William Mudge was a son of Dr John Mudge of Plymouth, and a grandson of Zachariah Mudge; and was himself born in Plymouth on 1 December 1762. He early on showed some interest in joining the Army and entered the Royal Military Academy, Woolwich in 1777. In 1779, he received a commission as second lieutenant in the Royal Artillery, and fought in the American War of Independence under General Cornwallis in Carolina, where he was promoted to first lieutenant in 1781. On his return home, he was stationed at the Tower of London, where he also lived, but found himself with an excess of spare time, and asked his superiors if he could use this time to study ‘ the higher mathematics’ and mechanics, and, in doing so, became an expert mathematician.
At about this time, the Revolution in France was making it an urgent necessity to accurately map for military purposes, the geography and topography of Great Britain, and the idea of the Ordnance Trigonometrical Survey was born. Mudge did not originate the idea: this was a General Roy, who then asked what officers of the Artillery and Engineers were best qualified to do this work, and the names of Lieut.Colonel Edward Williams and Lieutenant Mudge were immediately put forward, as easily the best qualified to do so. Col. Williams, as the senior officer, acted as head of the Ordnance Survey, with Mudge working under him, but Williams died in 1798, and then Mudge took over as director.
Sir Joseph Banks, President of the Royal Society at that time, who was so impressed by the ‘zeal, diligence and ability’ of Mudge in the work he had done so far, said that there would be no doubt about his being elected to the Royal Society that year, and he was duly elected.
So, William now set about the triangulation of Great Britain, a job that required him to be out in the field most of the time, and a project that took him thirty years to complete. Thus, it was largely due to William Mudge that the foundation work for the Ordnance Survey was done.
He was promoted brevet major in 1801, regimental major in 1803, and lieutenant colonel in 1804.
While working on the Survey, he actually lived in the Tower of London, where the work was based, but in 1808, he bought a house in Holles Street, where he lived for the rest of his life.

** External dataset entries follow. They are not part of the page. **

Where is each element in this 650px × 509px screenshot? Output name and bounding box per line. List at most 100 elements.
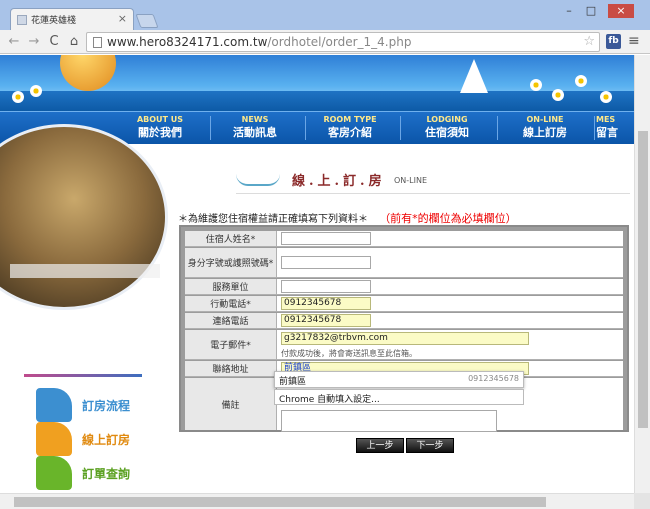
form-row-id: 身分字號或護照號碼* — [185, 248, 623, 278]
sailboat-illustration — [460, 59, 488, 93]
address-bar[interactable]: www.hero8324171.com.tw/ordhotel/order_1_… — [86, 32, 600, 52]
phone-label: 連絡電話 — [185, 313, 277, 328]
hotel-photo — [0, 124, 175, 310]
form-row-email: 電子郵件* g3217832@trbvm.com 付款成功後，將會寄送訊息至此信… — [185, 330, 623, 360]
vertical-scroll-thumb[interactable] — [638, 131, 648, 428]
name-input[interactable] — [281, 232, 371, 245]
horizontal-scroll-thumb[interactable] — [14, 497, 546, 507]
page-viewport: ABOUT US 關於我們 NEWS 活動訊息 ROOM TYPE 客房介紹 L… — [0, 55, 634, 493]
photo-railing — [10, 264, 160, 278]
form-row-name: 住宿人姓名* — [185, 231, 623, 247]
form-notice: ＊為維護您住宿權益請正確填寫下列資料＊ （前有*的欄位為必填欄位） — [178, 210, 517, 226]
nav-divider — [594, 116, 595, 140]
sidebar-link-online-booking[interactable]: 線上訂房 — [36, 422, 136, 456]
url-path: /ordhotel/order_1_4.php — [267, 35, 412, 49]
minimize-button[interactable]: – — [560, 4, 578, 18]
autofill-address: 前鎮區 — [279, 377, 307, 387]
new-tab-button[interactable] — [135, 14, 159, 28]
nav-label-en: MES — [596, 115, 616, 124]
forward-arrow-icon[interactable]: → — [26, 34, 42, 50]
favicon-icon — [17, 15, 27, 25]
flower-icon — [552, 89, 564, 101]
sidebar-link-label: 線上訂房 — [82, 433, 131, 447]
banner-image — [0, 55, 634, 111]
window-close-button[interactable]: × — [608, 4, 634, 18]
nav-label-zh: 客房介紹 — [328, 126, 372, 139]
email-hint: 付款成功後，將會寄送訊息至此信箱。 — [281, 349, 417, 358]
nav-label-en: LODGING — [426, 115, 468, 124]
nav-label-zh: 活動訊息 — [233, 126, 277, 139]
flower-icon — [600, 91, 612, 103]
prev-step-button[interactable]: 上一步 — [356, 438, 404, 453]
sidebar-link-booking-process[interactable]: 訂房流程 — [36, 388, 136, 422]
email-input[interactable]: g3217832@trbvm.com — [281, 332, 529, 345]
nav-message[interactable]: MES 留言 — [596, 115, 634, 140]
horizontal-scrollbar[interactable] — [0, 493, 634, 509]
company-label: 服務單位 — [185, 279, 277, 294]
autofill-phone: 0912345678 — [468, 374, 519, 383]
reload-icon[interactable]: C — [46, 34, 62, 50]
back-arrow-icon[interactable]: ← — [6, 34, 22, 50]
autofill-suggestion[interactable]: 前鎮區 0912345678 — [274, 371, 524, 388]
nav-divider — [497, 116, 498, 140]
form-row-phone: 連絡電話 0912345678 — [185, 313, 623, 329]
flower-icon — [30, 85, 42, 97]
home-icon[interactable]: ⌂ — [66, 34, 82, 50]
flower-icon — [530, 79, 542, 91]
browser-menu-icon[interactable]: ≡ — [628, 33, 640, 49]
nav-label-en: ABOUT US — [136, 115, 184, 124]
nav-divider — [400, 116, 401, 140]
sidebar-link-label: 訂房流程 — [82, 399, 131, 413]
page-icon — [93, 37, 102, 48]
url-host: www.hero8324171.com.tw — [107, 35, 268, 49]
id-label: 身分字號或護照號碼* — [185, 248, 277, 277]
order-lookup-icon — [36, 456, 72, 490]
nav-about-us[interactable]: ABOUT US 關於我們 — [115, 115, 205, 140]
notice-text: ＊為維護您住宿權益請正確填寫下列資料＊ — [178, 214, 368, 225]
nav-lodging[interactable]: LODGING 住宿須知 — [402, 115, 492, 140]
bookmark-star-icon[interactable]: ☆ — [583, 34, 595, 49]
browser-toolbar: ← → C ⌂ www.hero8324171.com.tw/ordhotel/… — [0, 30, 650, 54]
facebook-extension-icon[interactable]: fb — [606, 34, 621, 49]
address-label: 聯絡地址 — [185, 361, 277, 376]
vertical-scrollbar[interactable] — [634, 55, 650, 493]
id-number-input[interactable] — [281, 256, 371, 269]
nav-label-zh: 留言 — [596, 126, 618, 139]
nav-label-en: ROOM TYPE — [323, 115, 377, 124]
nav-news[interactable]: NEWS 活動訊息 — [210, 115, 300, 140]
nav-label-zh: 關於我們 — [138, 126, 182, 139]
wave-ornament-icon — [236, 174, 280, 186]
flower-icon — [575, 75, 587, 87]
booking-process-icon — [36, 388, 72, 422]
email-label: 電子郵件* — [185, 330, 277, 359]
next-step-button[interactable]: 下一步 — [406, 438, 454, 453]
online-booking-icon — [36, 422, 72, 456]
tab-title: 花蓮英雄棧 — [31, 16, 77, 26]
form-row-company: 服務單位 — [185, 279, 623, 295]
nav-label-en: ON-LINE — [526, 115, 564, 124]
nav-online-booking[interactable]: ON-LINE 線上訂房 — [500, 115, 590, 140]
nav-room-type[interactable]: ROOM TYPE 客房介紹 — [305, 115, 395, 140]
url-text[interactable]: www.hero8324171.com.tw/ordhotel/order_1_… — [107, 35, 411, 49]
sidebar-link-order-lookup[interactable]: 訂單查詢 — [36, 456, 136, 490]
phone-input[interactable]: 0912345678 — [281, 314, 371, 327]
nav-label-en: NEWS — [241, 115, 269, 124]
mobile-input[interactable]: 0912345678 — [281, 297, 371, 310]
sidebar-divider — [24, 374, 142, 377]
page-title-en: ON-LINE — [394, 176, 428, 185]
maximize-button[interactable]: □ — [582, 4, 600, 18]
mobile-label: 行動電話* — [185, 296, 277, 311]
company-input[interactable] — [281, 280, 371, 293]
required-note: （前有*的欄位為必填欄位） — [379, 212, 517, 225]
tab-close-icon[interactable]: × — [118, 12, 127, 25]
browser-tab[interactable]: 花蓮英雄棧 × — [10, 8, 134, 31]
autofill-settings-link[interactable]: Chrome 自動填入設定... — [274, 389, 524, 405]
balloon-illustration — [60, 55, 116, 91]
window-titlebar: 花蓮英雄棧 × – □ × — [0, 0, 650, 31]
note-textarea[interactable] — [281, 410, 497, 432]
left-sidebar: 訂房流程 線上訂房 訂單查詢 — [0, 124, 175, 493]
note-label: 備註 — [185, 378, 277, 430]
nav-label-zh: 線上訂房 — [523, 126, 567, 139]
title-divider — [236, 193, 630, 194]
sculpture-photo — [0, 124, 168, 310]
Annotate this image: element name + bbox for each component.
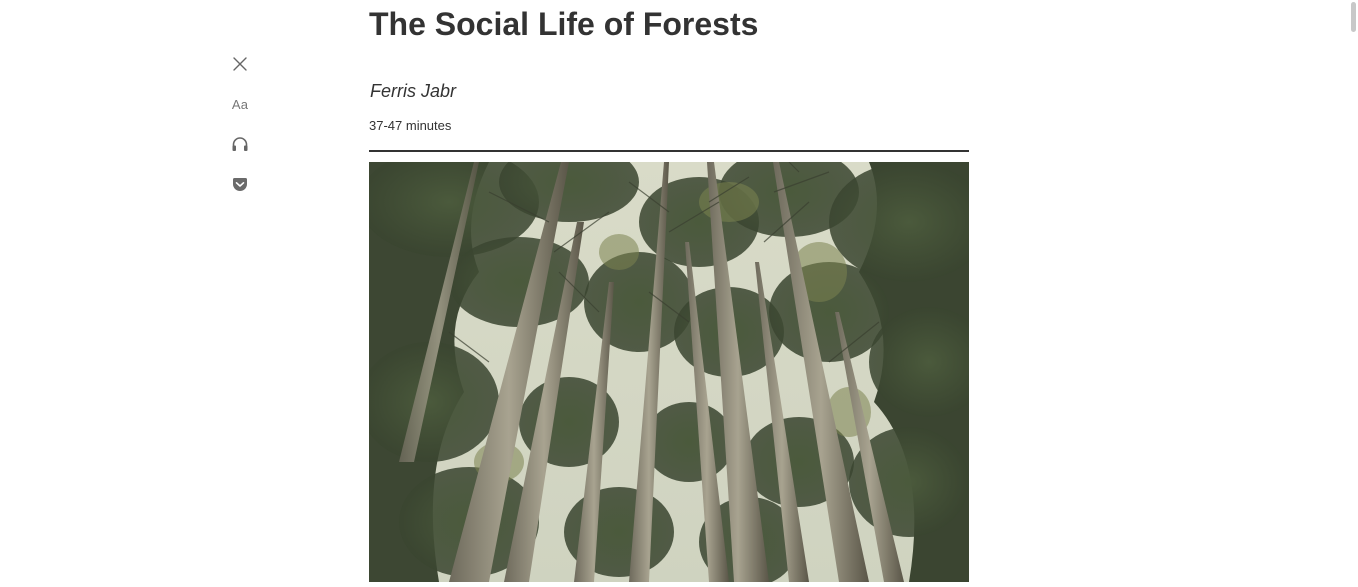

In addition to the work of the Survey, in 1809, he was appointed Lieutenant Governor of the Royal Military Academy at Woolwich, and public examiner at the newly founded Addiscombe Military Seminary, and he made sure that surveying was part of the curriculum at both establishments.
In 1813, it was determined to extend the meridian arc of longitude into Scotland. Mudge superintended this, sometimes doing the measurements himself, sometimes helped by his son, Richard Zachariah Mudge (q.v.).
On 4 June, he was promoted brevet colonel, and in 1814 regimental colonel. In 1817, he was awarded a degree of LL.D from the University of Edinburgh. In 1818, he was appointed a commissioner to the new board of longitude. In 1819, he was visited at work by the King of Denmark, and he presented Mudge with a gold chronometer, a fitting climax to an industrious life.
In the same year, he began the survey of Scotland, and was finally promoted to major-general. He died on 17 April, 1820, aged 57.